In reality, we often don’t know the actual price paid, because list prices vary by country, and insurance plans, private and public, negotiate discounts.

With HIV/AIDS drugs, these tiered pricing schemes, and agreements signed with generic companies have brought prices down markedly and made treatment available to millions.

Will the same thing happen with hepatitis C drugs?

We don’t know.

What is known is that strong advocacy and the involvement of high-profile global health groups like The Global Fund, the Bill and Melinda Gates Foundation and Clinton Foundation created tremendous pressure to find solutions. Hepatitis C does not have that profile and the backing of people with star power – at least not yet.

Who to treat and follow up?

Current European and American guidelines do not recommend treating all those who test positive as soon as they are found. Most infected are asymptomatic for years and considered in no urgent need of treatment. Giving the medication too early may cause more harm than benefit.

Based on the progression of disease, the physician will decide when to start the treatment. However, there is no universal agreement on when that time is.

Treatment rids the body of the hepatitis C virus, but it does not eliminate or reverse liver disease. So the word “cure” is a bit misleading. Still, if the progression of disease can be halted, there should be less liver disease in the future, and that holds out the promise of drastically reducing the need for liver transplants, a very costly procedure. But reaping those savings in some distant future comes with a heavy price in the here and now. Today, health care systems are hit twice – they have to pay for the treatment as well as for liver transplants for those who have had chronic infection. To those already in need of a new liver the cure has come too late.

Will lowering the price of the drugs solve all problems?

Not necessarily. Of course it will make the drugs more accessible, but some of the bottlenecks in the system will remain, even if the drugs were available for free.

One of the first hurdles to overcome is having the drug registered within every country in which it is going to be used. The pharmaceutical company holding the rights to a product may not want to register it, because it will be too costly compared to what they can expect to earn. A generic manufacturer may also have concerns, because a generic drug has to be prequalified by the WHO, which is also costly.
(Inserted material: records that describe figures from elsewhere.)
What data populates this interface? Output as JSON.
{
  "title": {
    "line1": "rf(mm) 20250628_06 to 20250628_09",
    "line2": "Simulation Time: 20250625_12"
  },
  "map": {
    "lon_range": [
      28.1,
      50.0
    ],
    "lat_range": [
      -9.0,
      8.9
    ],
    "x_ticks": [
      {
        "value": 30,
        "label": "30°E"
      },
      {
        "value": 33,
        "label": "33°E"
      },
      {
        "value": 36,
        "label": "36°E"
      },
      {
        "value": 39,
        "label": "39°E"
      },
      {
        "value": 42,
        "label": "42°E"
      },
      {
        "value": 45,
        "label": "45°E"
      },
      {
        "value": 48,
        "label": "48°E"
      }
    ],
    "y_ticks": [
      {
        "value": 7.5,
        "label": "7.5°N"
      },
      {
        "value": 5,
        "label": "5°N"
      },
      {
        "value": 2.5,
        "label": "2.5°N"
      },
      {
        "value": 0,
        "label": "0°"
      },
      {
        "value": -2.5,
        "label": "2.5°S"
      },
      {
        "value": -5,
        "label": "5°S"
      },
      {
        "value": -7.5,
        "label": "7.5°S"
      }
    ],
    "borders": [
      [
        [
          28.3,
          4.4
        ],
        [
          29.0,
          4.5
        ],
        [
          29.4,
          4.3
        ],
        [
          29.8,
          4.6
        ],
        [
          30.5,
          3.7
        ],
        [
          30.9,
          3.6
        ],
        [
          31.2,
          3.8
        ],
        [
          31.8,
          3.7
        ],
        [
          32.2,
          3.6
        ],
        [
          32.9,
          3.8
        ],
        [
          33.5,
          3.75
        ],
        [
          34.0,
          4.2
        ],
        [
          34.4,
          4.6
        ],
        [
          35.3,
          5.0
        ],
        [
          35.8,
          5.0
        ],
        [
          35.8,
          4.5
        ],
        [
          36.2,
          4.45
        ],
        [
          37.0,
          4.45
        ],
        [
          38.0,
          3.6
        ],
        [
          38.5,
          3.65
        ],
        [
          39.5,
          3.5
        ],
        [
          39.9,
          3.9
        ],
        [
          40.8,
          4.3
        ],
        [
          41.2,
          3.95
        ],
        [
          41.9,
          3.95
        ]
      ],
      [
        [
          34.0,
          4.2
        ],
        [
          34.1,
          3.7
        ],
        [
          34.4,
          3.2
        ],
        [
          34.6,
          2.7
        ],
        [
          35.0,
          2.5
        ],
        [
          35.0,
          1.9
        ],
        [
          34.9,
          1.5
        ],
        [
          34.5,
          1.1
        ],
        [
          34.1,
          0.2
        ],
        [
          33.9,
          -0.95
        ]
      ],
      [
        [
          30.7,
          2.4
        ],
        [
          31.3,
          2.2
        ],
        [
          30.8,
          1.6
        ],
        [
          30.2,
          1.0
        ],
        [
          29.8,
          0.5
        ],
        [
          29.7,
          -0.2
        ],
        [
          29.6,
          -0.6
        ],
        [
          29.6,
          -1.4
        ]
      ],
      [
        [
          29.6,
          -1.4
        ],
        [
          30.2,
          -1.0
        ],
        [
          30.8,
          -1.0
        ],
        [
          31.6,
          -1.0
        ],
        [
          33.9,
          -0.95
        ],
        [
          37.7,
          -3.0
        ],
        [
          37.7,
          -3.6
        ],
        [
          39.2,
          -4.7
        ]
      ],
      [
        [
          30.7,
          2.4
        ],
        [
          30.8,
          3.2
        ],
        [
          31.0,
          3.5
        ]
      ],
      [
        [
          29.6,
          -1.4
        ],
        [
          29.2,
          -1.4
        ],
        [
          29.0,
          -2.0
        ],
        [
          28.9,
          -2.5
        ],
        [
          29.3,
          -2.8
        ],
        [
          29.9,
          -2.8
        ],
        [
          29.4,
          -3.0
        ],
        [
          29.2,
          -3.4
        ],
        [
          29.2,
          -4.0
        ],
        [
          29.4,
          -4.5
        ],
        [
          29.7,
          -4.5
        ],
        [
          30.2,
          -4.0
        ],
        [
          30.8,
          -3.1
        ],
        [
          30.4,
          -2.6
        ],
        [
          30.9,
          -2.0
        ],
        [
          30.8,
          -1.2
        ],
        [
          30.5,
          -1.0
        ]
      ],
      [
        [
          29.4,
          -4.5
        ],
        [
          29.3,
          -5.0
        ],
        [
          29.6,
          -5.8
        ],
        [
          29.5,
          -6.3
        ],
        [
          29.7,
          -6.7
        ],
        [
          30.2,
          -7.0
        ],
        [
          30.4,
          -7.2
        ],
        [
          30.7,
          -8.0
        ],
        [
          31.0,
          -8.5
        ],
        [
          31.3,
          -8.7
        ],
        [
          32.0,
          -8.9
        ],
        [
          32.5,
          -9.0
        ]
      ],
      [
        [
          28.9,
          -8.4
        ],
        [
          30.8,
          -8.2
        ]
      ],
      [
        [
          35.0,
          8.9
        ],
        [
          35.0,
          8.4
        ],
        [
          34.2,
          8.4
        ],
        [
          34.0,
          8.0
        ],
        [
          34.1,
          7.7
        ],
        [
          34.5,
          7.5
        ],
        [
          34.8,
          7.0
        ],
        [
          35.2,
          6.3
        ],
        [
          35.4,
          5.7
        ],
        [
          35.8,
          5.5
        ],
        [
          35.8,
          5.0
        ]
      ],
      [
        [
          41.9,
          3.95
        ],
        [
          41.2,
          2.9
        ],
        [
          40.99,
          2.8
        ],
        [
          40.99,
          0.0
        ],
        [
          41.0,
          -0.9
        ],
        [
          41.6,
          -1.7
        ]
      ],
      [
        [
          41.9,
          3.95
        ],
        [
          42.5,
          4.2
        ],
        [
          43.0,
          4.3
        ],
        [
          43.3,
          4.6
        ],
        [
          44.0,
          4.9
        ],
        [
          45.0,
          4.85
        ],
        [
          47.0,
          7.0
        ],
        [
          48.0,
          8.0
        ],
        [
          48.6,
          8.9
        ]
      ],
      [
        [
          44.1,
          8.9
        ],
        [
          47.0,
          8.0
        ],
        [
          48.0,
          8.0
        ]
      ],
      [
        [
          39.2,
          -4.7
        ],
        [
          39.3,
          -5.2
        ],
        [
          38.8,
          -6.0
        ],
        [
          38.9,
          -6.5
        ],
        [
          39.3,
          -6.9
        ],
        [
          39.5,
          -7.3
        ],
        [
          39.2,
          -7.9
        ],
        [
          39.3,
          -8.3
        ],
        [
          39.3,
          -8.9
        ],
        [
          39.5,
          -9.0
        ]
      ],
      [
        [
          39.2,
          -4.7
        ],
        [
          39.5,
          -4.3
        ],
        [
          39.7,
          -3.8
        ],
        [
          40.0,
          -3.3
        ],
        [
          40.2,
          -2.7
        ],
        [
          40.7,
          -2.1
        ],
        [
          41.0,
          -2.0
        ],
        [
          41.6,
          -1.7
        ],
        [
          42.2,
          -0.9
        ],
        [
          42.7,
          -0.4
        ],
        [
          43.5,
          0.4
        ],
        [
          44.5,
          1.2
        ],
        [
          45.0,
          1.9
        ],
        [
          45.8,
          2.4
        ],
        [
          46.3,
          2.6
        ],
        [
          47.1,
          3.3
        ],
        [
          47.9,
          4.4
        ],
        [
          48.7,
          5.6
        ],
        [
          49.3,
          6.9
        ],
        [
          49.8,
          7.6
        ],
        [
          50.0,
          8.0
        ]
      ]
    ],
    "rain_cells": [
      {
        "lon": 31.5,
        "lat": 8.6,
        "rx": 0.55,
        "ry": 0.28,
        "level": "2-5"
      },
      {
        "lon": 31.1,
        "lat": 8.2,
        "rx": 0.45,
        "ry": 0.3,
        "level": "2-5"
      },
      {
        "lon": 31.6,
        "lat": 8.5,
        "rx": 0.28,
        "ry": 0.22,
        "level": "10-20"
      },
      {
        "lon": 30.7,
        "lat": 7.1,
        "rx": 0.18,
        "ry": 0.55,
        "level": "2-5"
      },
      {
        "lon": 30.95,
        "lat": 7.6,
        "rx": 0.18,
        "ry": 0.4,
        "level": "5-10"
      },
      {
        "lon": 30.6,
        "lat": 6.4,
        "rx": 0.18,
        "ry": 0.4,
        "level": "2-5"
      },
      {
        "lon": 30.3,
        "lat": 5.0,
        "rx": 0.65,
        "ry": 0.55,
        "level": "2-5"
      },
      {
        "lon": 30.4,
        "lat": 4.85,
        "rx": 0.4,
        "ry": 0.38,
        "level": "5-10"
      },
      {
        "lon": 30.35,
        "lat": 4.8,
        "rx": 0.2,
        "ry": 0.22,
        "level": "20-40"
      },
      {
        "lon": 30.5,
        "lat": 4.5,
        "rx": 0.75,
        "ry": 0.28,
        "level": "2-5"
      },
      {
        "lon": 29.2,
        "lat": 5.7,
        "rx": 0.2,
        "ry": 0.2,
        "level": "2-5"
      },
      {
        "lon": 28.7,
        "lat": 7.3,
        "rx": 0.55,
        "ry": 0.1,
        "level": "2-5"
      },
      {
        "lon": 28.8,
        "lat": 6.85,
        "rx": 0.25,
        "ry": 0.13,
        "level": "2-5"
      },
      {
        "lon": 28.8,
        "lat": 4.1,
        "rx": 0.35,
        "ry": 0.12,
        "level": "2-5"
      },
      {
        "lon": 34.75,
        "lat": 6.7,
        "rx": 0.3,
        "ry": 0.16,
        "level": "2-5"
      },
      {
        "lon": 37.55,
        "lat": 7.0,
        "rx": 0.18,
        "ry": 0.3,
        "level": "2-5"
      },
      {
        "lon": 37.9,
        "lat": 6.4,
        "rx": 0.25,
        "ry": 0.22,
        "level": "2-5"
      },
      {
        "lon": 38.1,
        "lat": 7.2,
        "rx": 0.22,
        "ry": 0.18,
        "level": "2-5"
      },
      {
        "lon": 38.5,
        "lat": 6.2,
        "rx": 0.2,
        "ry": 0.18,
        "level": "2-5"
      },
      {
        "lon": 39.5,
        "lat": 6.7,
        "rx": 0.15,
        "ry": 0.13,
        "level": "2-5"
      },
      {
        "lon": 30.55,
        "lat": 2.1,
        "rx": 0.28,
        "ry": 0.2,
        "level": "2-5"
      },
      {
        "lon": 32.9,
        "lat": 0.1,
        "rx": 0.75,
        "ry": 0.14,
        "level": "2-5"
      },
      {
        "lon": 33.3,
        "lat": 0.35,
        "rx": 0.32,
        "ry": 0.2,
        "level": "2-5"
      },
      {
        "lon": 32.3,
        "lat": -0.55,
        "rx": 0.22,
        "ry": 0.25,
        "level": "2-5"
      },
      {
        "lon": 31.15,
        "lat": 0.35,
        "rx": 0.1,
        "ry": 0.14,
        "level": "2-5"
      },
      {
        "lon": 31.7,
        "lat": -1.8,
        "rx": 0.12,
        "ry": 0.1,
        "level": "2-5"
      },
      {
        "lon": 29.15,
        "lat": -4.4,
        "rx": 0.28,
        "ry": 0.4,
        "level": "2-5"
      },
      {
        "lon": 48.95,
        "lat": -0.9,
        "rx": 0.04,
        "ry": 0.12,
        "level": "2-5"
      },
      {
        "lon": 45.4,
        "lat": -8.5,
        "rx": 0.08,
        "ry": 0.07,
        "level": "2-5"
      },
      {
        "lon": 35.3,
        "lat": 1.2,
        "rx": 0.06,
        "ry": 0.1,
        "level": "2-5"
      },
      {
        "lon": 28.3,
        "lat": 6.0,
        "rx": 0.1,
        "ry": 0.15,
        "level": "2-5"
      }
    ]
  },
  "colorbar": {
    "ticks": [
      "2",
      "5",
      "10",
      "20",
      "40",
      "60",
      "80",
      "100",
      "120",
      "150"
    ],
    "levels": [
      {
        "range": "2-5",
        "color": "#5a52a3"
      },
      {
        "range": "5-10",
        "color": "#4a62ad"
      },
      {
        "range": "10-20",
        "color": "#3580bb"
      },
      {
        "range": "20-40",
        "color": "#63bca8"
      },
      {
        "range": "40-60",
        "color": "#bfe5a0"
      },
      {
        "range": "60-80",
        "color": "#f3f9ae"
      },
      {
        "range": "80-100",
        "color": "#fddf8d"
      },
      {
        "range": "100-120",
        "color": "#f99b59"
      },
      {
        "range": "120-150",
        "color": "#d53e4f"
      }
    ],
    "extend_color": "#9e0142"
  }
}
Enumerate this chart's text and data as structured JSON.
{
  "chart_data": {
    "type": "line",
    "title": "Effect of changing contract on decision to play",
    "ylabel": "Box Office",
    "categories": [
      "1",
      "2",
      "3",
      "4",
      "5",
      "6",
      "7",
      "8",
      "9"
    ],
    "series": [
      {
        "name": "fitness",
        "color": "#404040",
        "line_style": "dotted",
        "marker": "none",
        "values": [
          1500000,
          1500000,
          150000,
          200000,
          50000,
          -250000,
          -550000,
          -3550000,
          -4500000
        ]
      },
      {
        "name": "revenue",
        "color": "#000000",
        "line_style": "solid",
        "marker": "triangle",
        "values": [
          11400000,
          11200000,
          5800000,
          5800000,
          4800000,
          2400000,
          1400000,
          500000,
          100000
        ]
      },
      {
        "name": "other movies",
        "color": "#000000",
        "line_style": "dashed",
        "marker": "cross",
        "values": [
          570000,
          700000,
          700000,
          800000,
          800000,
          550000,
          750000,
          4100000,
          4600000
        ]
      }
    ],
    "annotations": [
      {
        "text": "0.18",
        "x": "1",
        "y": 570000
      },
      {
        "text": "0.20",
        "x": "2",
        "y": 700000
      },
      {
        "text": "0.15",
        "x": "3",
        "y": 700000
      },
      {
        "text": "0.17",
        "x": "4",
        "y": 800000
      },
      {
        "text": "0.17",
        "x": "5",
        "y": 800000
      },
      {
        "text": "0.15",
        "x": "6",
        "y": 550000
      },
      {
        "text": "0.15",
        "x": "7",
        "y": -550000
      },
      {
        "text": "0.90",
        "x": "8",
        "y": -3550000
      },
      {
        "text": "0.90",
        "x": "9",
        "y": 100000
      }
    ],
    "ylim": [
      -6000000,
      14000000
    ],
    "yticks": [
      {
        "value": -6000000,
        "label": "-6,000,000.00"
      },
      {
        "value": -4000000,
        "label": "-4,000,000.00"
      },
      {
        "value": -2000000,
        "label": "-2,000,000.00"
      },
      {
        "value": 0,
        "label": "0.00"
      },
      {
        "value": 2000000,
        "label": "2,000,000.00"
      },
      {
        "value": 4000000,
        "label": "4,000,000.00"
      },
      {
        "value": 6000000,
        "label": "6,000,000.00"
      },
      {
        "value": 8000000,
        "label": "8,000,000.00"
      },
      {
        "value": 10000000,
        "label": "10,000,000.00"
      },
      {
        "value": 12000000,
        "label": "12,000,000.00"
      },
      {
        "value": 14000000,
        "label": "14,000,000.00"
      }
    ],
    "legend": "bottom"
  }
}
Treatment involves testing, and tests have a price as well, not to mention that laboratories and trained personnel are required. Even in the industrialized countries trained personnel are in short supply. There are few physicians who specialize in liver disease, and taking on an extra caseload will be a challenge for them. Health systems do not have the excess capacity.

 Questions worth asking:

  • Is there a limit to how many new, high priced drugs governments and insurance companies are willing to pay for?
  • Will price be an (overruling) indicator for which patients will be given access to expensive drugs?
  • Usually pharmaceutical companies use the argument of cost of research, clinical trials, approval, and drug candidates that turned out to be blind end, to justify prices. But once those costs have been recuperated, will prices come down?

Developing stories to keep in mind:

At the Millennium Summit at the United Nations in September 2000, world leaders committed to help achieve the eight Millennium Development Goals (MDGs) by 2015. The MDGs are to be replaced by Sustainable Development Goals (SDGs) that from 2016 and onwards will set targets for future international development.

  • Will HCV be a specific SDG?

The Global Fund to Fight AIDS, Tuberculosis and Malaria is a public-private partnership that began operating in 2002 as an international financing organization that aims to »attract and disburse additional resources to prevent and treat HIV and AIDS, tuberculosis and malaria«.

  • Recently The Fund simplified its logo to just: The Global Fund. Is The Global Fund about to embrace HCV?